MetricComplexityTime ComplexityO(n * m * 26)Space ComplexityO(n * m)

Time Complexity:

• BFS: Each word can generate up to 26 * m possible neighbors (where m is the length of each word). Thus, the time complexity of BFS is O(n * m * 26), where n is the number of words in the dictionary and m is the length of each word.
• Backtracking: In the worst case, the backtracking process could explore all valid paths, which can be as large as the number of transformations.
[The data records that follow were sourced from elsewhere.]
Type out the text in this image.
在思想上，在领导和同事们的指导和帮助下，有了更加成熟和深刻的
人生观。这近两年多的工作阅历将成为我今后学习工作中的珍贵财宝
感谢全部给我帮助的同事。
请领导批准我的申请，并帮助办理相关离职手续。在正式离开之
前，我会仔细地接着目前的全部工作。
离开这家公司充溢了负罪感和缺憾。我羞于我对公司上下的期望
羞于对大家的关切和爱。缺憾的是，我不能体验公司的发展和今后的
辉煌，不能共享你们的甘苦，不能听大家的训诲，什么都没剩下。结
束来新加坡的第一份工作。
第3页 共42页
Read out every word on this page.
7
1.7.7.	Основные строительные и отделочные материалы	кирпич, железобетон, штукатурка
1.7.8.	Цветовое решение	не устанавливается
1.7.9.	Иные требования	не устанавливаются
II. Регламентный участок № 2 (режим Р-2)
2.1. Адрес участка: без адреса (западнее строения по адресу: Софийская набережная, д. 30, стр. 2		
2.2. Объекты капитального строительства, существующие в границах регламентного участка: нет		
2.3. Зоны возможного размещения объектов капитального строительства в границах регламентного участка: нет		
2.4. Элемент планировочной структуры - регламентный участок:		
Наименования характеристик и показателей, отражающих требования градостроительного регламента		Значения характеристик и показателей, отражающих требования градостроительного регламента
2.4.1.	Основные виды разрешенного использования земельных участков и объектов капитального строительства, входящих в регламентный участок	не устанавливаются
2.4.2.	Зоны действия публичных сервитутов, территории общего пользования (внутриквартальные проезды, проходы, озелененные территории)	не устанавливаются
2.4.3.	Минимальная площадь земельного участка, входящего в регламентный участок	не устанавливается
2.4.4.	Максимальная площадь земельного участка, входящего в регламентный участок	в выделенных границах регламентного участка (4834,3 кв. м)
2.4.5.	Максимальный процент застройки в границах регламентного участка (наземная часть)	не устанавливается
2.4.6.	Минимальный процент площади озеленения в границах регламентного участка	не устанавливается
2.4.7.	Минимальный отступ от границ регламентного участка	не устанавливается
However, the number of paths is bounded by the shortest transformation sequences, making the complexity of backtracking O(n * m).

Space Complexity:

• BFS: We store the current level and visited nodes, which require O(n * m) space.
• Backtracking: The space complexity for storing the paths is also O(n * m), where n is the number of words and m is the average word length.

Edge Cases

1. Edge Case: No Valid Transformation

• Input: beginWord = "hit", endWord = "cog", wordList = ["hot", "dot", "dog"]
• Output: []
• Explanation: If there is no possible transformation path from beginWord to endWord, we return an empty list.

1. Edge Case: Single Word Path

• Input: beginWord = "hit", endWord = "hot", wordList = ["hot"]
• Output: [["hit", "hot"]]
• Explanation: In the simplest case where beginWord and endWord differ by only one letter, the transformation path consists of just the two words.

1. Edge Case: No Path Found

• Input: beginWord = "hot", endWord = "cog", wordList = ["dog", "lot", "log"]
• Output: []
• Explanation: If there is no valid path, the result will be an empty list.

Conclusion

LeetCode 126: Word Ladder II is a challenging problem that requires efficient graph traversal and backtracking techniques to find all possible shortest transformation sequences. The use of BFS for shortest path discovery and backtracking for path reconstruction ensures that the solution is both optimal and elegant. The algorithm efficiently handles various edge cases, including no valid paths and cases where there is a single-step transformation. The time and space complexities are well within acceptable limits for this type of problem.